Juan 20,19-31
Pudo haberles dicho muchas cosas. Sus discípulos lo habían abandonado, pudo haberles gritado que eran unos cobardes. Pedro lo había negado y los demás no hicieron nada para impedir su muerte, Jesús pudo haberles reprochado que no hubieran perserverado con él hasta el final. Pudo también haberles dicho que los perdonaba, pero decir "los perdono" habría implicado un cierto reproche, un cierto echarles en cara su abandono y su cobardía. Pero no, el Señor Resucitado los sorprendió y les dio el saludo más común pero también más inesperado: "¡La paz esté con ustedes!"
Ya lo expresaba el canto del profeta Isaías (53,5): "Con sus heridas nos sanó". En efecto, de las heridas del Crucificado, contemplado con amor, sólo puede deducirse la profunda compasión con que Dios ha caminado siempre con su pueblo. De las heridas glorificadas del Señor sólo puede brotar la paz que todo lo sana. En Jesús no hay reproches, nada nos echa en cara. En Jesús incluso el perdón está por demás asumido, los que necesitamos perdonarnos y reconciliarnos somos nosotros, y sólo podremos hacerlos auténticamente cuando experimentemos entre nosotros la reconciliación y la paz que nos regala el Señor. Y como en un círculo virtuoso, vivir la reconciliación con los hermanos nos hace experimentar con mayor intensidad la comunión con el Dios de la Vida.

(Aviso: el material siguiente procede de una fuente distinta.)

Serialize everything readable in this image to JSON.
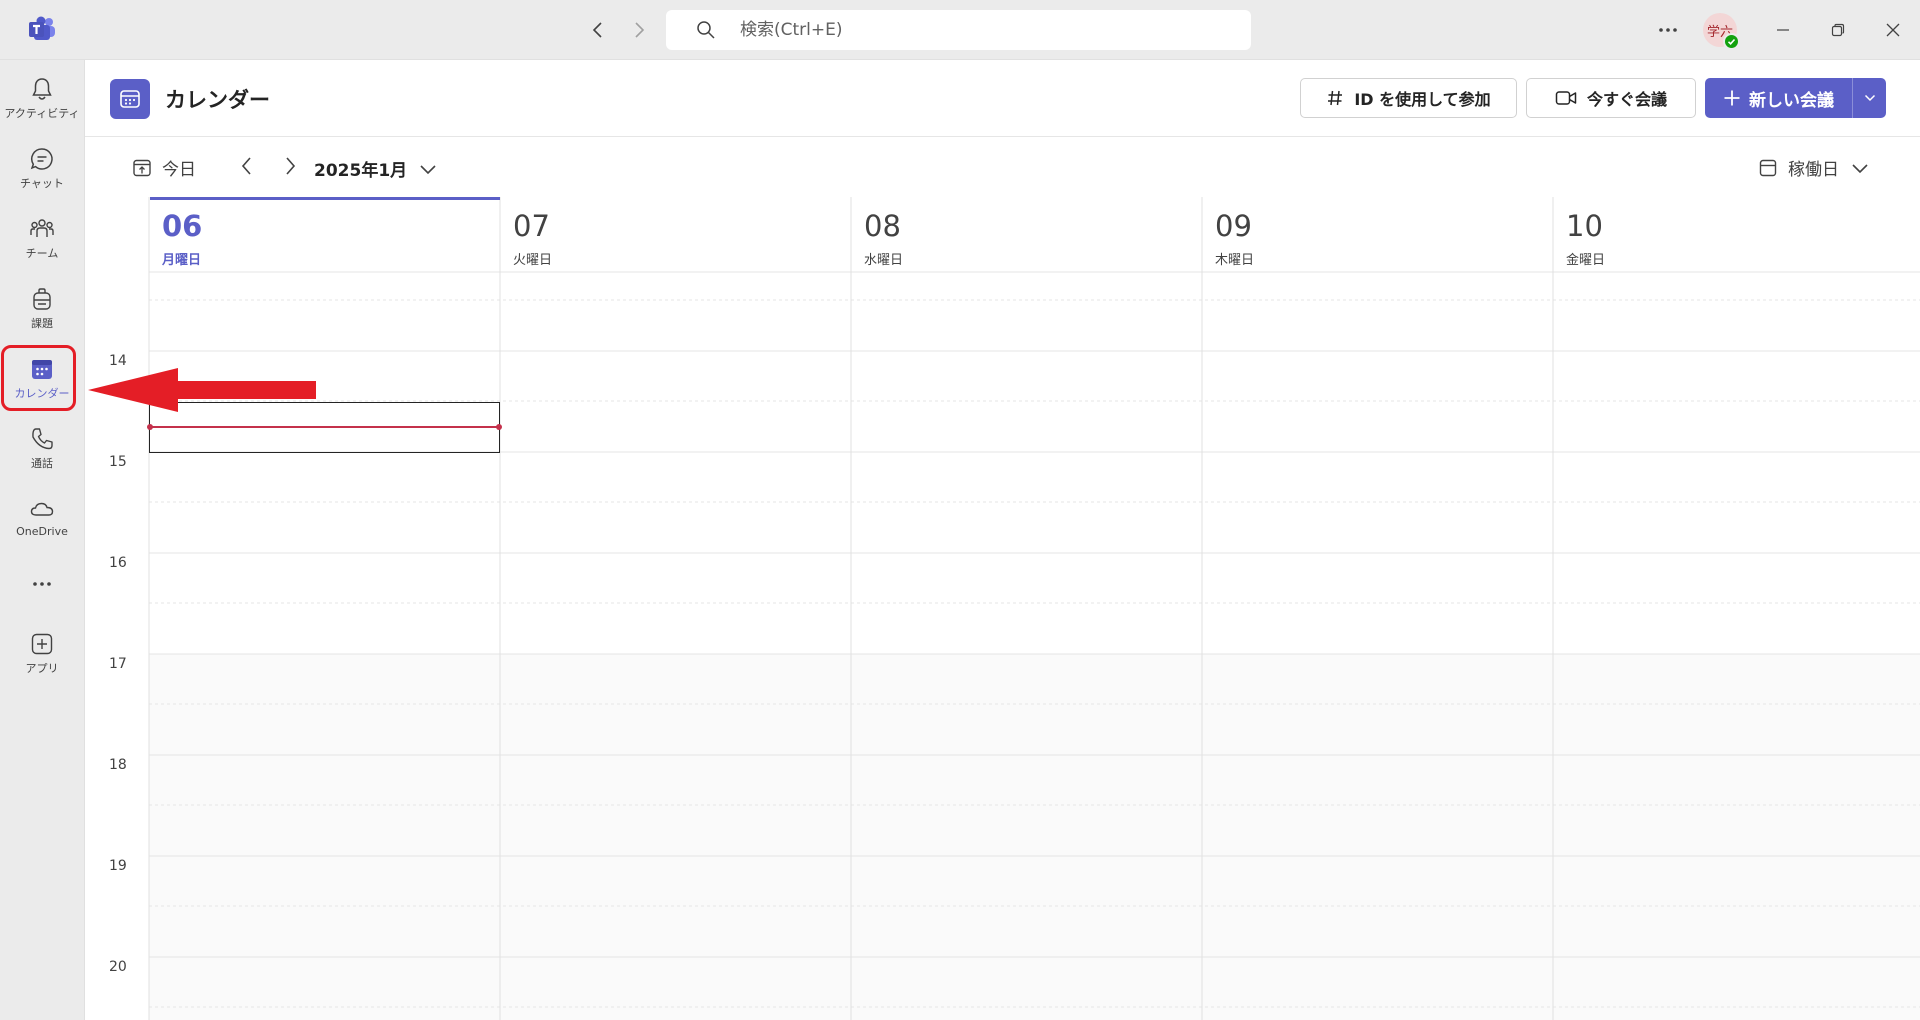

Nuestro país anhela vivir en paz, nuestro país necesita la paz del Señor. No parece que podamos lograrla si no es como regalo de Dios; y no parece que podamos descubrir la paz como don del Resucitado, si no partimos del encuentro contemplativo de la víctima herida y rescatada de la muerte. La verdadera paz requiere que contemplemos el dolor y las heridas de tantas víctimas en nuestra sociedad: víctimas de la violencia, de la injusticia, de falsas promesas de placer y felicidad, y dejar que en ellas venga a nosotros el Señor Resucitado. Buscar culpables y deslindarnos de las propias responsabilidades puede aquietar un poco la conciencia, pero difícilmente la dejará verdaderamente en paz.
Fue la experiencia de Tomás. Le hemos reprochado duramente a lo largo de la historia su falta de fe en la Resurrección del Señor, y hemos creído que cuando Jesús se le apareció lo regañó por incrédulo. Tomás era un hombre apasionado, y quería sinceramente a Jesús. En este mismo evangelio escrito por el Discípulo Amado encontramos un dato interesante de Tomás. Cuando a Jesús le avisaron de la enfermedad de Lázaro, estaba oculto y no podía ir a Jerusalén o sus alrededores, pues corría peligro. Pero Jesús decidió finalmente ir adonde estaba su amigo Lázaro para darle vida, y los discípulos trataban de disuadirlo. Entonces Tomás dijo a los demás: "Vamos también nosotros a morir con él".
Tomás sabía que había fallado. Habiendo sido primero valiente para acompañar a su Maestro y compartir su destino, finalmente huyó y no murió con Jesús. Tomás se reprochaba a sí mismo. A mí me gusta leer el evangelio imaginando el diálogo de Jesús con Tomás no como un regaño, sino como un reencuentro entre dos amigos que se amaban intensamente. Intensamente quería Tomás a Jesús, intensamente le dolía su muerte e intensamente deseaba experimentar y comprobar por sí mismo lo que los demás le decían: ¡que Jesús, su gran amigo, su Maestro, estaba vivo!
Tomás se acercó al misterio de la Vida desde la contemplación de las heridas, ¡por eso quería palparlas! ¡Y por eso Jesús, sonriente, se dejó ver por Tomás, y le habló con cariño, lo miró con el mismo amor de siempre y le regaló su paz! Hoy muchos hombres y mujeres que han amado intensamente a Dios se preguntan por Dios, quieren saber dónde está, quieren experimentar en sí mismos lo que otros cuentan. Tomás marca un camino para ellos: palpar las heridas del Señor en su Cuerpo doliente en la historia y desde ahí seguro que se toparán con el Resucitado y vivirán plenamente su paz. Sus heridas habrán sido curadas y confesarán con emoción: "¡Señor mío y Dios mío!"